Massive Aerial Spraying Provides Dubious Safeguard against Equine Encephalitis
MASSACHUSETTS BALKS AT PROVING AERIAL SPRAY SUCCESS CLAIM
Boston — The State of Massachusetts has been unable to produce the records backing up its claim that the biggest aerial spraying of pesticides in Commonwealth history this July significantly reduced mosquito-borne disease risks, according to Public Employees for Environmental Responsibility (PEER). Further, the state has no proof aerial spraying is an effective safeguard against Eastern Equine Encephalitis (EEE).
In a July 31 press release the Massachusetts Department of Public Health (DPH) announced that “aerial spraying the weekend of July 20-22 reduced the mosquito population by approximately 60 percent within the 21-community spray zone in Southeastern Massachusetts.” DPH Commissioner John Auerbach was quoted as crediting aerial spraying for causing “a significant reduction in the volume of mosquitoes.”
Immediately following that release, New England PEER Director Kyla Bennett submitted a public records request for the materials supporting these claims. More than a month later, DPH has still been unable to produce any records on which it based its press release. The matter is on appeal before the Secretary of State, the last administrative hurdle PEER needs to jump over in order to sue DPH to force production.
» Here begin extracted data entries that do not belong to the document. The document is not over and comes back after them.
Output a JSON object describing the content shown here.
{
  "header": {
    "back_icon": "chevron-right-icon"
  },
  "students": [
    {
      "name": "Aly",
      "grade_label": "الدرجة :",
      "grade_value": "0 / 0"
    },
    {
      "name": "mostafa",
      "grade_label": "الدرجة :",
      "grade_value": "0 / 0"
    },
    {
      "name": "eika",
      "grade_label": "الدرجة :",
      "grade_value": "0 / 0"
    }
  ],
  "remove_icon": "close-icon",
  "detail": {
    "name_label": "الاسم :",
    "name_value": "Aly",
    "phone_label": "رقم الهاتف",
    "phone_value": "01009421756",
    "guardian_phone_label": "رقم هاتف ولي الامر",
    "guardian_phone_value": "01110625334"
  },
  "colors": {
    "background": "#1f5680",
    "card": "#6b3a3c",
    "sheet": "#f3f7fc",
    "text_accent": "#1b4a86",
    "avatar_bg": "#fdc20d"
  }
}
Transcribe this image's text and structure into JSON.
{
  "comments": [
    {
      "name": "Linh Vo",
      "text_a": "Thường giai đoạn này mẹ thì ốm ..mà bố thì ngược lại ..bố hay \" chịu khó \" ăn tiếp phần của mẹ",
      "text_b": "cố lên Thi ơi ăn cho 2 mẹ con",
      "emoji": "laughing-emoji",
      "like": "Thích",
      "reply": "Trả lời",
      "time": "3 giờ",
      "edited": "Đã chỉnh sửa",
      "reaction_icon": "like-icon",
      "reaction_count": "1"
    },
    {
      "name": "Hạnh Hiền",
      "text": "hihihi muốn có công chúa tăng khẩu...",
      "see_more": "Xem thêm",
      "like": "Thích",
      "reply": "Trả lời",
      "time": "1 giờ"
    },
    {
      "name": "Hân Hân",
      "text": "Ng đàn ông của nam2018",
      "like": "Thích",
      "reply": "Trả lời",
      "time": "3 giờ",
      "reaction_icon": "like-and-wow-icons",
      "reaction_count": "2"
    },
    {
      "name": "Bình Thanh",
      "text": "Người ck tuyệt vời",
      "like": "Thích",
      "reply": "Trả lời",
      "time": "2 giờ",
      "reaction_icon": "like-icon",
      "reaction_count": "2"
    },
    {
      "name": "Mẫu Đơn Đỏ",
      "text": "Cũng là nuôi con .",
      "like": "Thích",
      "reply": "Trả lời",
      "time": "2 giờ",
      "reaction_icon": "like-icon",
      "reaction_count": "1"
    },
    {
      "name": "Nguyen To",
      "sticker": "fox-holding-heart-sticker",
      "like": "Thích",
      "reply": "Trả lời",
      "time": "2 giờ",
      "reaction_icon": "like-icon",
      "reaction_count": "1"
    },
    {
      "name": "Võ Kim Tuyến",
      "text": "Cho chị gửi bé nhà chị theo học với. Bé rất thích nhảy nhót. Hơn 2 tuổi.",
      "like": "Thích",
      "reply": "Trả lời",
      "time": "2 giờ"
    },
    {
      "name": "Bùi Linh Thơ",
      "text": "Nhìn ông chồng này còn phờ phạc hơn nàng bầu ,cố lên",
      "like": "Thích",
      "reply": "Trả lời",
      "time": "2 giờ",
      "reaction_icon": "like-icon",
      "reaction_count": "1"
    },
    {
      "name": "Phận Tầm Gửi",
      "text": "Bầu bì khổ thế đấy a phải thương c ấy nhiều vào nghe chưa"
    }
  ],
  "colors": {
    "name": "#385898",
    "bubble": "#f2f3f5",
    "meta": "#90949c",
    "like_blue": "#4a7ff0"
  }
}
PEER points out that agencies conducting aerial spraying concede that it does not eliminate risk from mosquito-borne diseases. So, even a 60% reduction of mosquitoes would not necessarily produce a concomitant reduction in disease risk. Moreover, a 60% kill rate claim is extremely dubious because –
- Droplet size of the sprayed pesticide is the primary factor affecting the efficacy of aerial spraying. In order for a mosquito to be killed by agent used in Massachusetts, the mosquito must be hit by 17 properly-sized pesticide droplets. If droplets are too big, they have less probability of making contact. If too small, they have lessened lethality and become more susceptible to atmospheric conditions, like wind;
- Vegetation prevents droplets from reaching their intended targets. One study on canopy penetration showed that only 7% of the target insects had been hit by pesticides; another showed the kill rate of mosquitoes under dense canopy was 0%. Other studies show no better than 34% mortality in vegetated areas. Significantly, mosquitoes prefer areas that are vegetated; and
- Spraying only targets flying adults, and not the eggs, larva or pupae. That means sequential applications of pesticide are necessary to control emerging adult mosquitoes – otherwise, mosquito control lasts for five to seven days, at most. Massachusetts has conducted aerial spraying during five summers since 1990. Of those five, three consisted of a single aerial spray, and two consisted of two aerial sprays a few weeks apart. None of these sporadic applications could be expected to interrupt the life history of mosquito populations or significantly cut disease risk.
“The Department of Public Health is peddling snake oil when it suggests aerial spraying is demonstrably effective in protecting against EEE,” stated Bennett, a biologist and attorney formerly with the U.S. Environmental Protection Agency, noting the dangers posed by mass pesticide application to both the public and the environment. “To effectively kill mosquitos from an aircraft requires perfect conditions, ideal terrain and a pilot who is an aerial Annie Oakley. It is not surprising that the Department is reluctant to reveal the real numbers behind its press releases.”